溺れている状態を脱して、本人がしっかり泳ぎ始めたら、「フロー教育」を実践すること。そのときには逆に、「褒めない」という子育てが大切なんですね。

どういう時に褒めて、どういうときに褒めてはいけないか、そこが明確になったのはほんとスッキリしました!!

ただ、これ、今の子育ての常識に染まっている人にはかなりのパラダイムシフト。なかなか認めにくいし届きにくい。冒頭の「自分が育つ」ことの意味もなかなか理解されにくいだろうなーとおもったら、天外さんも、以下のように言われています。
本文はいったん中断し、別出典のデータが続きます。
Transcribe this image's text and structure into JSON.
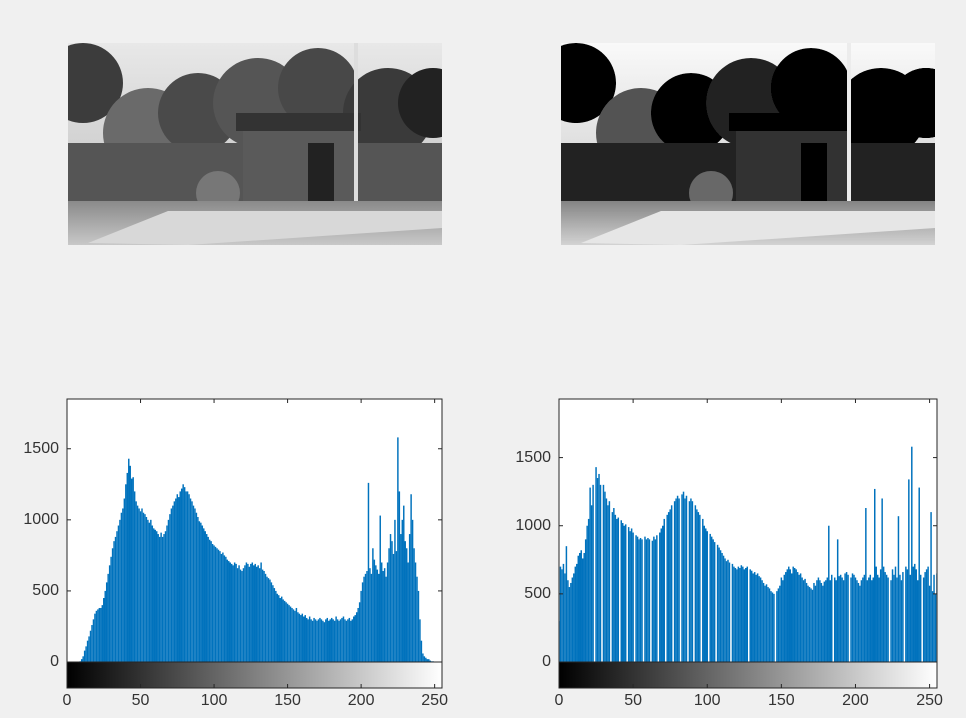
{
  "chart_data": [
    {
      "type": "histogram",
      "color": "#0072bd",
      "xlim": [
        0,
        255
      ],
      "ylim": [
        0,
        1850
      ],
      "xticks": [
        0,
        50,
        100,
        150,
        200,
        250
      ],
      "yticks": [
        0,
        500,
        1000,
        1500
      ],
      "x": [
        0,
        1,
        2,
        3,
        4,
        5,
        6,
        7,
        8,
        9,
        10,
        11,
        12,
        13,
        14,
        15,
        16,
        17,
        18,
        19,
        20,
        21,
        22,
        23,
        24,
        25,
        26,
        27,
        28,
        29,
        30,
        31,
        32,
        33,
        34,
        35,
        36,
        37,
        38,
        39,
        40,
        41,
        42,
        43,
        44,
        45,
        46,
        47,
        48,
        49,
        50,
        51,
        52,
        53,
        54,
        55,
        56,
        57,
        58,
        59,
        60,
        61,
        62,
        63,
        64,
        65,
        66,
        67,
        68,
        69,
        70,
        71,
        72,
        73,
        74,
        75,
        76,
        77,
        78,
        79,
        80,
        81,
        82,
        83,
        84,
        85,
        86,
        87,
        88,
        89,
        90,
        91,
        92,
        93,
        94,
        95,
        96,
        97,
        98,
        99,
        100,
        101,
        102,
        103,
        104,
        105,
        106,
        107,
        108,
        109,
        110,
        111,
        112,
        113,
        114,
        115,
        116,
        117,
        118,
        119,
        120,
        121,
        122,
        123,
        124,
        125,
        126,
        127,
        128,
        129,
        130,
        131,
        132,
        133,
        134,
        135,
        136,
        137,
        138,
        139,
        140,
        141,
        142,
        143,
        144,
        145,
        146,
        147,
        148,
        149,
        150,
        151,
        152,
        153,
        154,
        155,
        156,
        157,
        158,
        159,
        160,
        161,
        162,
        163,
        164,
        165,
        166,
        167,
        168,
        169,
        170,
        171,
        172,
        173,
        174,
        175,
        176,
        177,
        178,
        179,
        180,
        181,
        182,
        183,
        184,
        185,
        186,
        187,
        188,
        189,
        190,
        191,
        192,
        193,
        194,
        195,
        196,
        197,
        198,
        199,
        200,
        201,
        202,
        203,
        204,
        205,
        206,
        207,
        208,
        209,
        210,
        211,
        212,
        213,
        214,
        215,
        216,
        217,
        218,
        219,
        220,
        221,
        222,
        223,
        224,
        225,
        226,
        227,
        228,
        229,
        230,
        231,
        232,
        233,
        234,
        235,
        236,
        237,
        238,
        239,
        240,
        241,
        242,
        243,
        244,
        245,
        246,
        247,
        248,
        249,
        250,
        251,
        252,
        253,
        254,
        255
      ],
      "values": [
        0,
        0,
        0,
        0,
        0,
        0,
        0,
        0,
        2,
        5,
        20,
        40,
        80,
        110,
        150,
        180,
        220,
        260,
        300,
        340,
        360,
        370,
        380,
        380,
        400,
        450,
        500,
        560,
        620,
        680,
        740,
        800,
        850,
        880,
        920,
        960,
        1000,
        1050,
        1080,
        1150,
        1250,
        1330,
        1430,
        1380,
        1290,
        1300,
        1200,
        1130,
        1100,
        1080,
        1060,
        1080,
        1050,
        1040,
        1020,
        1000,
        980,
        1000,
        960,
        940,
        930,
        920,
        900,
        880,
        910,
        880,
        900,
        920,
        960,
        1000,
        1040,
        1080,
        1100,
        1130,
        1150,
        1180,
        1160,
        1200,
        1220,
        1250,
        1230,
        1200,
        1200,
        1180,
        1150,
        1130,
        1100,
        1080,
        1050,
        1020,
        990,
        980,
        960,
        940,
        920,
        900,
        880,
        860,
        850,
        830,
        820,
        810,
        800,
        790,
        780,
        760,
        770,
        750,
        740,
        720,
        710,
        700,
        690,
        680,
        700,
        690,
        660,
        680,
        650,
        640,
        660,
        680,
        700,
        690,
        670,
        690,
        700,
        680,
        690,
        670,
        680,
        660,
        700,
        650,
        640,
        620,
        600,
        590,
        580,
        560,
        540,
        520,
        500,
        480,
        470,
        450,
        460,
        440,
        430,
        420,
        410,
        400,
        390,
        380,
        370,
        360,
        380,
        350,
        340,
        330,
        340,
        320,
        330,
        310,
        300,
        320,
        300,
        290,
        310,
        300,
        290,
        300,
        310,
        300,
        290,
        280,
        300,
        310,
        290,
        300,
        310,
        300,
        290,
        320,
        300,
        290,
        300,
        310,
        320,
        300,
        290,
        300,
        310,
        290,
        300,
        320,
        330,
        350,
        380,
        420,
        500,
        560,
        600,
        620,
        640,
        1260,
        660,
        620,
        800,
        720,
        680,
        650,
        620,
        1030,
        700,
        640,
        660,
        600,
        700,
        800,
        900,
        850,
        760,
        1000,
        780,
        1580,
        1200,
        900,
        1000,
        1100,
        850,
        800,
        700,
        900,
        1180,
        1000,
        800,
        700,
        600,
        500,
        300,
        150,
        60,
        40,
        30,
        20,
        20,
        10,
        5,
        5,
        0,
        0,
        0,
        0,
        0,
        0
      ]
    },
    {
      "type": "histogram",
      "color": "#0072bd",
      "xlim": [
        0,
        255
      ],
      "ylim": [
        0,
        1930
      ],
      "xticks": [
        0,
        50,
        100,
        150,
        200,
        250
      ],
      "yticks": [
        0,
        500,
        1000,
        1500
      ],
      "x": [
        0,
        1,
        2,
        3,
        4,
        5,
        6,
        7,
        8,
        9,
        10,
        11,
        12,
        13,
        14,
        15,
        16,
        17,
        18,
        19,
        20,
        21,
        22,
        23,
        24,
        25,
        26,
        27,
        28,
        29,
        30,
        31,
        32,
        33,
        34,
        35,
        36,
        37,
        38,
        39,
        40,
        41,
        42,
        43,
        44,
        45,
        46,
        47,
        48,
        49,
        50,
        51,
        52,
        53,
        54,
        55,
        56,
        57,
        58,
        59,
        60,
        61,
        62,
        63,
        64,
        65,
        66,
        67,
        68,
        69,
        70,
        71,
        72,
        73,
        74,
        75,
        76,
        77,
        78,
        79,
        80,
        81,
        82,
        83,
        84,
        85,
        86,
        87,
        88,
        89,
        90,
        91,
        92,
        93,
        94,
        95,
        96,
        97,
        98,
        99,
        100,
        101,
        102,
        103,
        104,
        105,
        106,
        107,
        108,
        109,
        110,
        111,
        112,
        113,
        114,
        115,
        116,
        117,
        118,
        119,
        120,
        121,
        122,
        123,
        124,
        125,
        126,
        127,
        128,
        129,
        130,
        131,
        132,
        133,
        134,
        135,
        136,
        137,
        138,
        139,
        140,
        141,
        142,
        143,
        144,
        145,
        146,
        147,
        148,
        149,
        150,
        151,
        152,
        153,
        154,
        155,
        156,
        157,
        158,
        159,
        160,
        161,
        162,
        163,
        164,
        165,
        166,
        167,
        168,
        169,
        170,
        171,
        172,
        173,
        174,
        175,
        176,
        177,
        178,
        179,
        180,
        181,
        182,
        183,
        184,
        185,
        186,
        187,
        188,
        189,
        190,
        191,
        192,
        193,
        194,
        195,
        196,
        197,
        198,
        199,
        200,
        201,
        202,
        203,
        204,
        205,
        206,
        207,
        208,
        209,
        210,
        211,
        212,
        213,
        214,
        215,
        216,
        217,
        218,
        219,
        220,
        221,
        222,
        223,
        224,
        225,
        226,
        227,
        228,
        229,
        230,
        231,
        232,
        233,
        234,
        235,
        236,
        237,
        238,
        239,
        240,
        241,
        242,
        243,
        244,
        245,
        246,
        247,
        248,
        249,
        250,
        251,
        252,
        253,
        254,
        255
      ],
      "values": [
        300,
        700,
        680,
        720,
        650,
        850,
        600,
        550,
        580,
        620,
        650,
        700,
        720,
        780,
        800,
        820,
        760,
        800,
        900,
        1000,
        1050,
        1280,
        1150,
        1300,
        0,
        1430,
        1350,
        1380,
        1300,
        0,
        1300,
        1250,
        1200,
        1150,
        1180,
        0,
        1100,
        1130,
        1080,
        1050,
        1060,
        0,
        1040,
        1020,
        1000,
        1010,
        0,
        990,
        960,
        980,
        950,
        0,
        930,
        920,
        900,
        910,
        900,
        0,
        920,
        900,
        910,
        900,
        0,
        890,
        920,
        900,
        930,
        0,
        950,
        980,
        1000,
        1050,
        0,
        1080,
        1100,
        1120,
        1150,
        0,
        1180,
        1200,
        1220,
        1200,
        0,
        1230,
        1250,
        1200,
        1220,
        0,
        1180,
        1200,
        1180,
        0,
        1150,
        1120,
        1100,
        1080,
        0,
        1050,
        1000,
        980,
        960,
        0,
        940,
        920,
        900,
        880,
        0,
        860,
        840,
        820,
        800,
        780,
        760,
        740,
        750,
        730,
        0,
        720,
        700,
        690,
        680,
        700,
        690,
        710,
        700,
        680,
        690,
        700,
        0,
        680,
        670,
        650,
        660,
        640,
        650,
        630,
        620,
        600,
        580,
        560,
        570,
        550,
        540,
        520,
        510,
        500,
        0,
        520,
        540,
        560,
        620,
        600,
        640,
        660,
        680,
        700,
        680,
        650,
        700,
        690,
        680,
        660,
        640,
        650,
        620,
        600,
        610,
        580,
        560,
        550,
        540,
        530,
        580,
        560,
        600,
        620,
        600,
        580,
        560,
        590,
        600,
        620,
        1000,
        600,
        640,
        0,
        620,
        600,
        900,
        630,
        640,
        620,
        600,
        650,
        660,
        640,
        0,
        620,
        650,
        640,
        620,
        600,
        580,
        560,
        600,
        620,
        640,
        1130,
        600,
        620,
        640,
        600,
        620,
        1270,
        700,
        640,
        620,
        680,
        1200,
        700,
        660,
        640,
        620,
        0,
        600,
        680,
        640,
        700,
        620,
        1070,
        640,
        600,
        660,
        0,
        700,
        680,
        1340,
        640,
        1580,
        700,
        720,
        680,
        600,
        1280,
        640,
        0,
        620,
        660,
        680,
        700,
        560,
        1100,
        520,
        640,
        500,
        650
      ]
    }
  ]
}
「自己否定感」が少なくなった人が、子育てをし、それが二世代にわたって回る頃に、つまり、いまから 50 ~ 60 年後にようやく本格的なパラダイムシフトを、一般の多くの人々が実感するようになるでしょう。  その頃に本書を出版すればベストセラー間違いなしなのですが、ちょっと早すぎましたね(笑)

それでも、こうも言われています。

あなたは、 60 年後にはもうこの地上にいないかもしれませんが、あなたのお子さんはまだ生きている可能性があります。その子が、どういう人生を生きるかが、あなたの決心にかかっているのです。

子どもたちに、どういう社会を残したいのか、最近よく考えます。それに、自分が生まれ変わった時にステキな社会であって欲しいとも…。